The iron lung, a medical device from the early 20th century, was designed to artificially ventilate people with lung disease when the muscles, including the diaphragm, were paralyzed by the polio virus. The invention by the American engineer Philip Drinker around 1920 was one of the first of its kind to enable mechanical ventilation.

This is how the iron lung works

Patients were placed inside the cylinder-shaped device with their heads remaining outside. The iron lung enclosed the neck in an airtight manner and created a negative pressure that promoted inhalation, and by changing to positive pressure, exhalation could take place. This alternation between negative and positive pressure imitated the natural breathing movements and thus enabled the patients to survive.

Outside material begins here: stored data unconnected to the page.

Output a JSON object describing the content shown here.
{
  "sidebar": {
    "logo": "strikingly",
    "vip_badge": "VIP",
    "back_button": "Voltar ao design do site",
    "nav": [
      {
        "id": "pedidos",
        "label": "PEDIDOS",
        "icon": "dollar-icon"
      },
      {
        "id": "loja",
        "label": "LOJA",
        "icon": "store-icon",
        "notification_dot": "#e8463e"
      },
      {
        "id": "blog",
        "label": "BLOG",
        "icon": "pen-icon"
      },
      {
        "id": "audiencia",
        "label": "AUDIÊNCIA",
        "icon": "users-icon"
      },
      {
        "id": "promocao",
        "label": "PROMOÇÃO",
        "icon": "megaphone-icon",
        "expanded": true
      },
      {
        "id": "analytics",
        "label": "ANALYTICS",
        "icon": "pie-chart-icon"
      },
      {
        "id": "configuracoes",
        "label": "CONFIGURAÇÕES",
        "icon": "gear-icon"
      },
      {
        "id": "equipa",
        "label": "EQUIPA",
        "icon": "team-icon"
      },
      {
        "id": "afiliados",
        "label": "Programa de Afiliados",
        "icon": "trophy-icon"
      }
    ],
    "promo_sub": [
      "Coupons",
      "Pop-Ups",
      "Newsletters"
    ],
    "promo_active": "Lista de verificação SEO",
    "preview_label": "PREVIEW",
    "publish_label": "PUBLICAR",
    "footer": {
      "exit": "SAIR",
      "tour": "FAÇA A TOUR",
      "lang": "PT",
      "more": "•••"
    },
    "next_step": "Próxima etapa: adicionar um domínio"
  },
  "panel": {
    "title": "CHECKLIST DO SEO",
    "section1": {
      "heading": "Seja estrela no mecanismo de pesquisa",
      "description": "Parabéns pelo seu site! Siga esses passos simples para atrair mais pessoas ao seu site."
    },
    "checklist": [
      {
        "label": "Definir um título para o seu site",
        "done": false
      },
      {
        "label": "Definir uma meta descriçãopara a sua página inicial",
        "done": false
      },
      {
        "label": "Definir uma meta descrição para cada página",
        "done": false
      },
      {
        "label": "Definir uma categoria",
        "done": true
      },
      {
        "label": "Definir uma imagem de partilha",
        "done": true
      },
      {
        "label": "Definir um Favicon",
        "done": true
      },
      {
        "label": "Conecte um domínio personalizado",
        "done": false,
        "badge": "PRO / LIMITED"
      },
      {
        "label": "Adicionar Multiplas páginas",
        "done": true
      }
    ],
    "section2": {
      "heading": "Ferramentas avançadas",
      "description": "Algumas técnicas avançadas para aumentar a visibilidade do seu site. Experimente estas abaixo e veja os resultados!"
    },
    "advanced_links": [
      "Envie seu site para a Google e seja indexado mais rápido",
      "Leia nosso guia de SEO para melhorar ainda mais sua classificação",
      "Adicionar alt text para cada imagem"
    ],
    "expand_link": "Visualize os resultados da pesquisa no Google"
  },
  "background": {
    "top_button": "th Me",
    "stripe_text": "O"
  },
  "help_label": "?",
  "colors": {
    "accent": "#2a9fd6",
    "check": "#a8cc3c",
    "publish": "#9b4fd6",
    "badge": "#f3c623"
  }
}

Paul Alexander lived in an iron lung for over 70 years

Paul Alexander, a Texan, contracted polio in 1952 and lived in an iron lung ever since. Despite the challenge of his physical impairment, Alexander graduated from Dallas High School and continued his education at the university. He made it to law school at the University of Texas at Austin, where he successfully completed his studies. After over 70 years of use, Paul Alexander died of COVID-19 in 2024.

These modern alternatives exist today

With the introduction of endotracheal intubation and other ventilators that use positive pressure, the iron lung has almost disappeared. Today, respiratory pacemakers are used to stimulate the diaphragm directly, and ECMO is used in cases of severe pulmonary dysfunction. Cuirass ventilation represents a further development of negative pressure ventilation.